Ice Mechanics Assistant Professor Arttu Polojärvi is brimming with satisfaction. The renovation and upgrading of the model basin used for Aalto University’s ice and marine technology research is now complete.
- We can now continue our model tests in the ice basin. As part of the renovations, part of the basin has been equipped with an adjustable floor, so we can now study the interaction between ice and built structures in shallow waters as well.
The ice tank, measuring at 40m by 40m, is the only one of its kind in the world. Usually such test basins are longer than they are wide.
- In Aalto’s basin it is possible to model the behaviour of broad ice fields and wide structures. Also, manoeuvring tests can be carried out with model ships, such as turning a ship in ice or open water, Professor Polojärvi explains.
The ice tank has facilitated research at Aalto University for around 25 years.
Sea ice fails
For a long time, Finns have been interested in ice, ice navigation, and the ice loads exerted on Arctic marine structures and ice-going vessels. The reason is obvious: most exports and imports are transported by ship over the Baltic Sea, which freezes over for part of the year. Logistically, Finland is like an island. In addition, Finland is part of the Arctic region and internationally high quality arctic technology research is carried out in the country in order to support sustainable development.
Arttu Polojärvi and his colleagues study the behaviour of sea ice and the effect of ice fields on marine structures, such as lighthouses, offshore platforms and wind power stations. They are interested in understanding what kinds of loads the moving ice masses exert on structures and boats and, in particular, how these loads are generated and how the details of sea ice behavior are related to the loads.
The research findings can be applied in the construction of safe and efficient marine structures as well as ships with optimal features for operating in icy waters.
- We do not yet understand very well all that happens in sea ice when an ice field collides with a built structure. The research is challenging because the ice breaks up into different-sized pieces which then interact with each other, with the unbroken ice field, and with the structure.
Research is carried out more and more using computational modelling techniques. For this purpose, the researchers have for a number of years been improving their computational models for the sea ice and its failure. Increases in the computing power mean that even more complex modelling can be carried out.

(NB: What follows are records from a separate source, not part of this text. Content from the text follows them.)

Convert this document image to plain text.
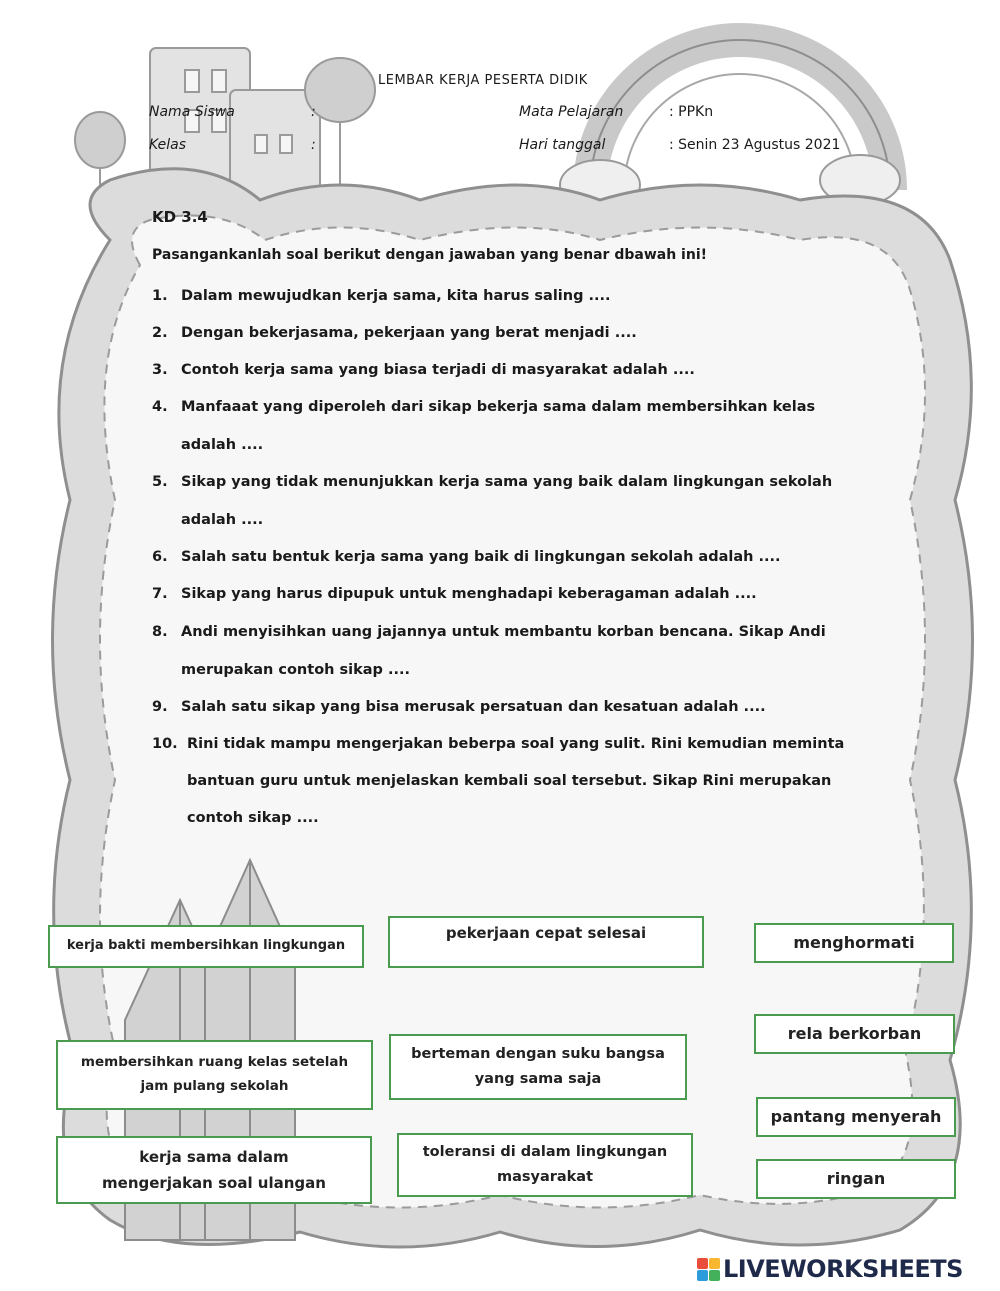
LEMBAR KERJA PESERTA DIDIK
Nama Siswa	:
Kelas	:
Mata Pelajaran	: PPKn
Hari tanggal	: Senin 23 Agustus 2021
KD 3.4
Pasangankanlah soal berikut dengan jawaban yang benar dbawah ini!
1. Dalam mewujudkan kerja sama, kita harus saling ....
2. Dengan bekerjasama, pekerjaan yang berat menjadi ....
3. Contoh kerja sama yang biasa terjadi di masyarakat adalah ....
4. Manfaaat yang diperoleh dari sikap bekerja sama dalam membersihkan kelas adalah ....
5. Sikap yang tidak menunjukkan kerja sama yang baik dalam lingkungan sekolah adalah ....
6. Salah satu bentuk kerja sama yang baik di lingkungan sekolah adalah ....
7. Sikap yang harus dipupuk untuk menghadapi keberagaman adalah ....
8. Andi menyisihkan uang jajannya untuk membantu korban bencana. Sikap Andi merupakan contoh sikap ....
9. Salah satu sikap yang bisa merusak persatuan dan kesatuan adalah ....
10. Rini tidak mampu mengerjakan beberpa soal yang sulit. Rini kemudian meminta bantuan guru untuk menjelaskan kembali soal tersebut. Sikap Rini merupakan contoh sikap ....
kerja bakti membersihkan lingkungan
pekerjaan cepat selesai	menghormati
rela berkorban
membersihkan ruang kelas setelah jam pulang sekolah
berteman dengan suku bangsa yang sama saja
pantang menyerah
kerja sama dalam mengerjakan soal ulangan
toleransi di dalam lingkungan masyarakat	ringan
LIVEWORKSHEETS
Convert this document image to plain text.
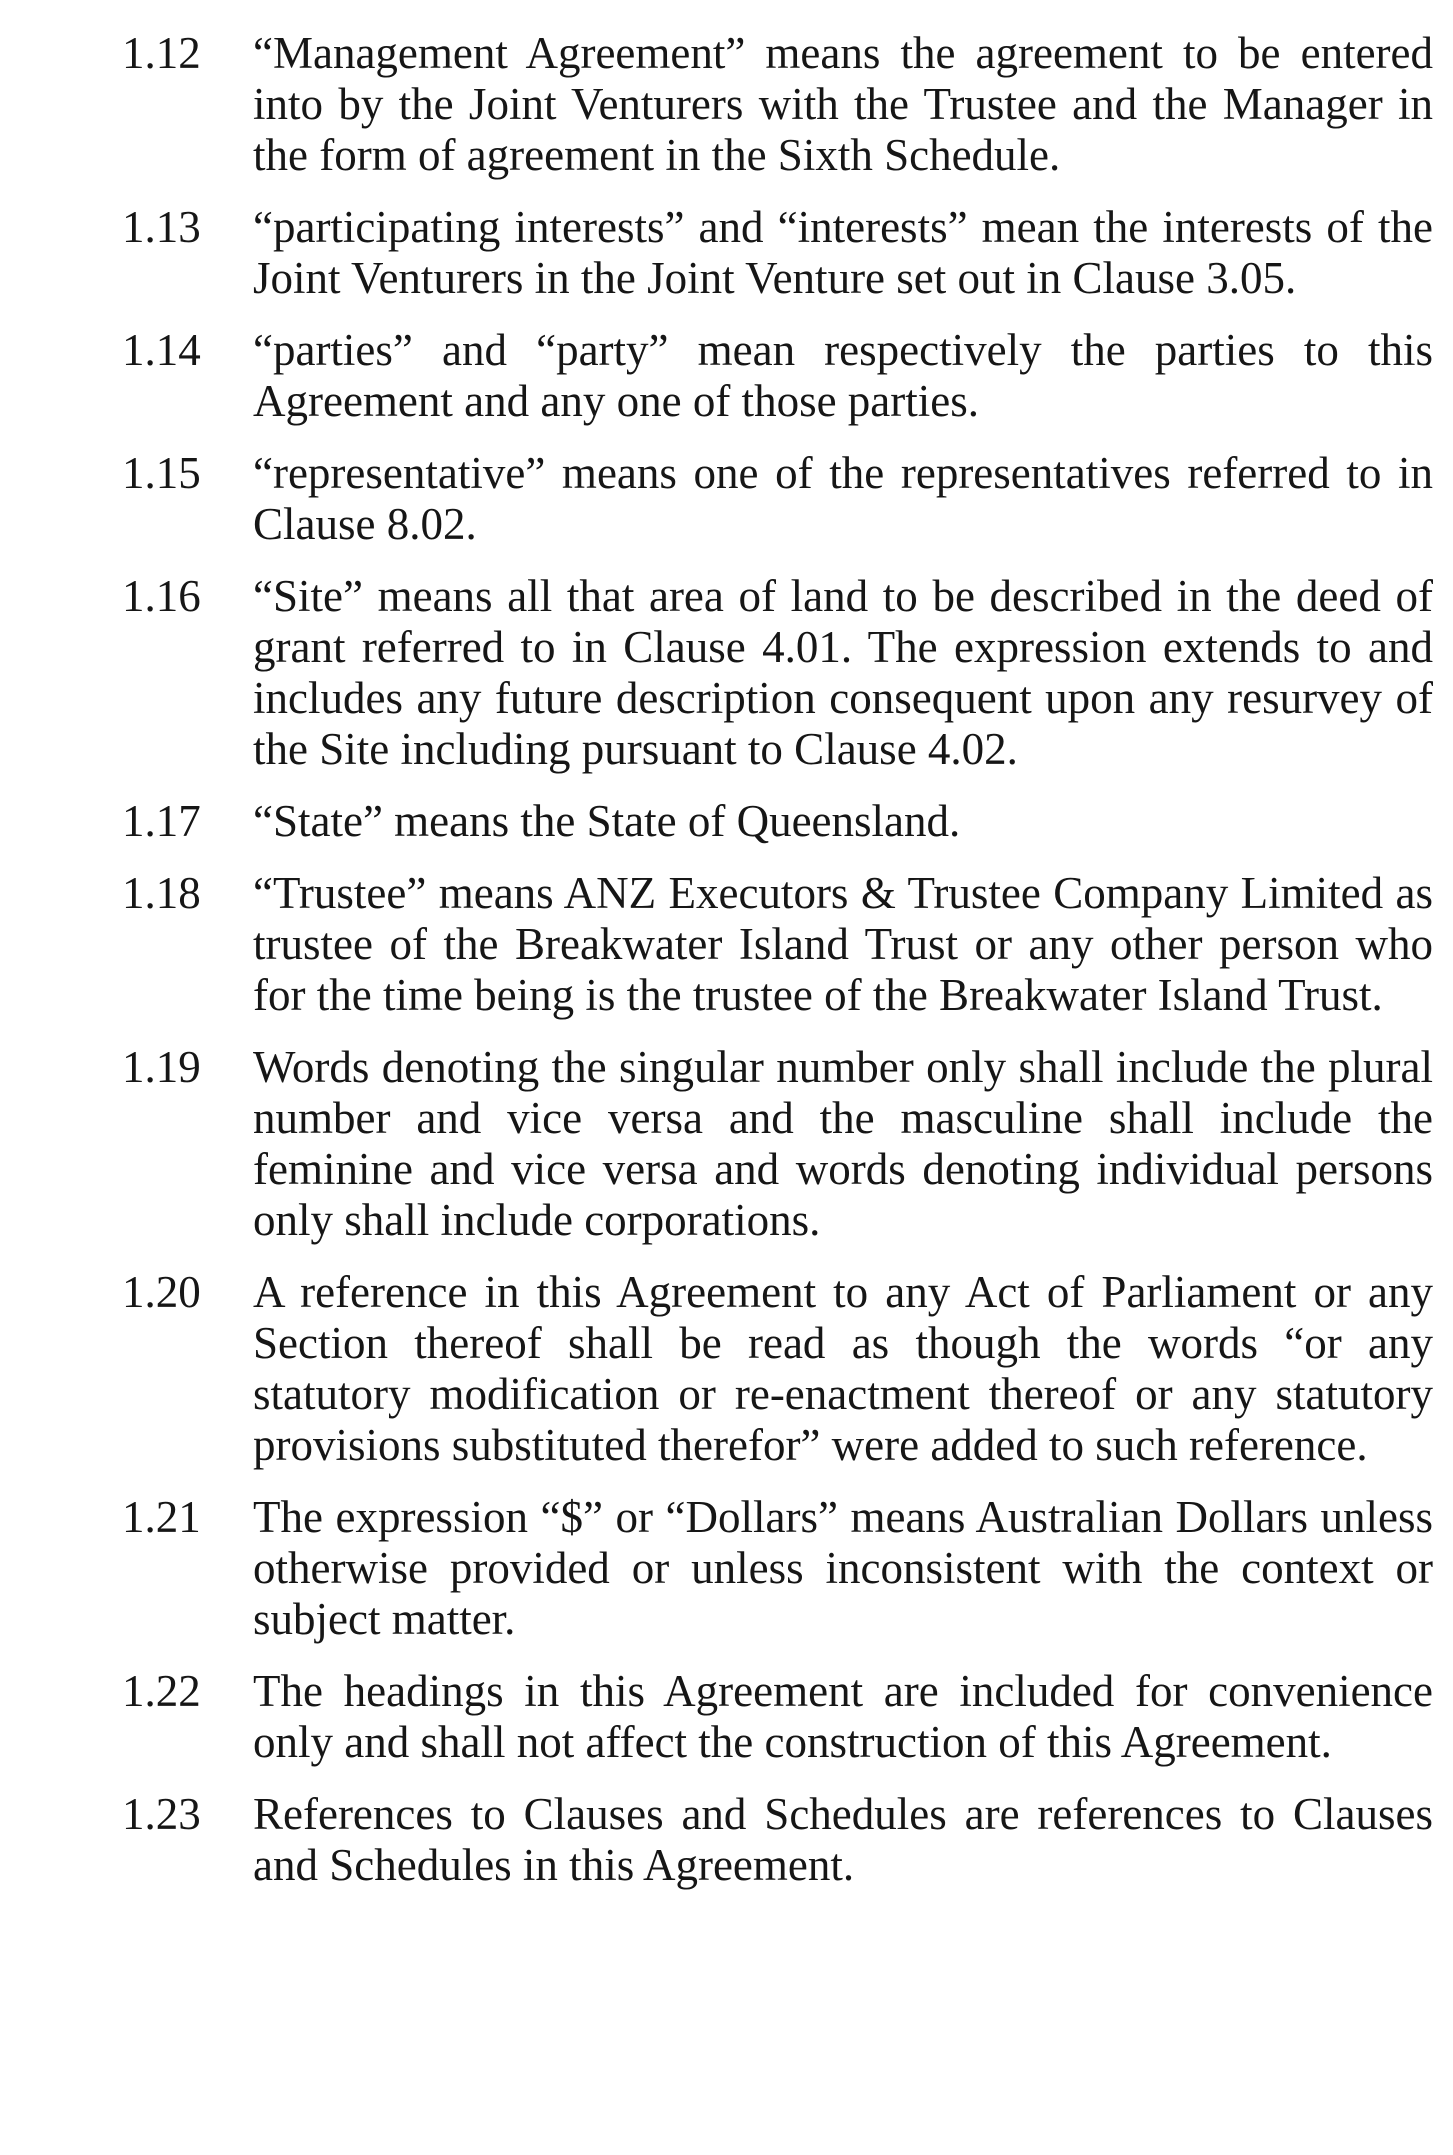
1.12	“Management Agreement” means the agreement to be entered into by the Joint Venturers with the Trustee and the Manager in the form of agreement in the Sixth Schedule.
1.13	“participating interests” and “interests” mean the interests of the Joint Venturers in the Joint Venture set out in Clause 3.05.
1.14	“parties” and “party” mean respectively the parties to this Agreement and any one of those parties.
1.15	“representative” means one of the representatives referred to in Clause 8.02.
1.16	“Site” means all that area of land to be described in the deed of grant referred to in Clause 4.01. The expression extends to and includes any future description consequent upon any resurvey of the Site including pursuant to Clause 4.02.
1.17	“State” means the State of Queensland.
1.18	“Trustee” means ANZ Executors & Trustee Company Limited as trustee of the Breakwater Island Trust or any other person who for the time being is the trustee of the Breakwater Island Trust.
1.19	Words denoting the singular number only shall include the plural number and vice versa and the masculine shall include the feminine and vice versa and words denoting individual persons only shall include corporations.
1.20	A reference in this Agreement to any Act of Parliament or any Section thereof shall be read as though the words “or any statutory modification or re-enactment thereof or any statutory provisions substituted therefor” were added to such reference.
1.21	The expression “$” or “Dollars” means Australian Dollars unless otherwise provided or unless inconsistent with the context or subject matter.
1.22	The headings in this Agreement are included for convenience only and shall not affect the construction of this Agreement.
1.23	References to Clauses and Schedules are references to Clauses and Schedules in this Agreement.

‘The modelling also produces the kind of information which, due to difficulties in performing measurements, is hard to obtain from the model tests carried out either in natural conditions or in the ice tank. All methods, however, are used in conjunction with each other, not least because the computational models need to be continually tested and validated.
Theory and practice
Pofessor Polojärvi will be teaching ice mechanics in the new Master’s Programme in Mechanical Engineering, due to begin in Autumn 2016, as part of the courses belonging to the Arctic technology study path.
- The field is interesting and the Aalto studies related to the topic are diverse. Students get to use applied mechanics skills and models and also participate in experiments both on the model scale and at sea, Polojärvi explains.
The master’s programme provides students interested in cold climate engineering with different kinds of training paths. Students also have the opportunity to apply for the new Nordic Master’s in Cold Climate Engineering.
- Partnering with us are the Technical University of Denmark (DTU, Denmarks Tekniske Universitet) and the Norwegian University of Science and Technology (NTNU, Norges teknisk-naturvitenskapelige universitet). We hope that the joint master’s programme will increase student exchange between Nordic countries.
In Professor Polojärvi’s opinion, employment prospects in the sector are good as more and more expertise on cold regions and Artic is needed as, for example, ship traffic in northern sea areas is increasing. This is partly due to the climate warming.
Graduates from master’s programmes find work in a variety areas, including universities and research institutions, shipyards, companies developing Arctic technology or engaged in offshore operations, classification societies and authorities responsible for sea traffic.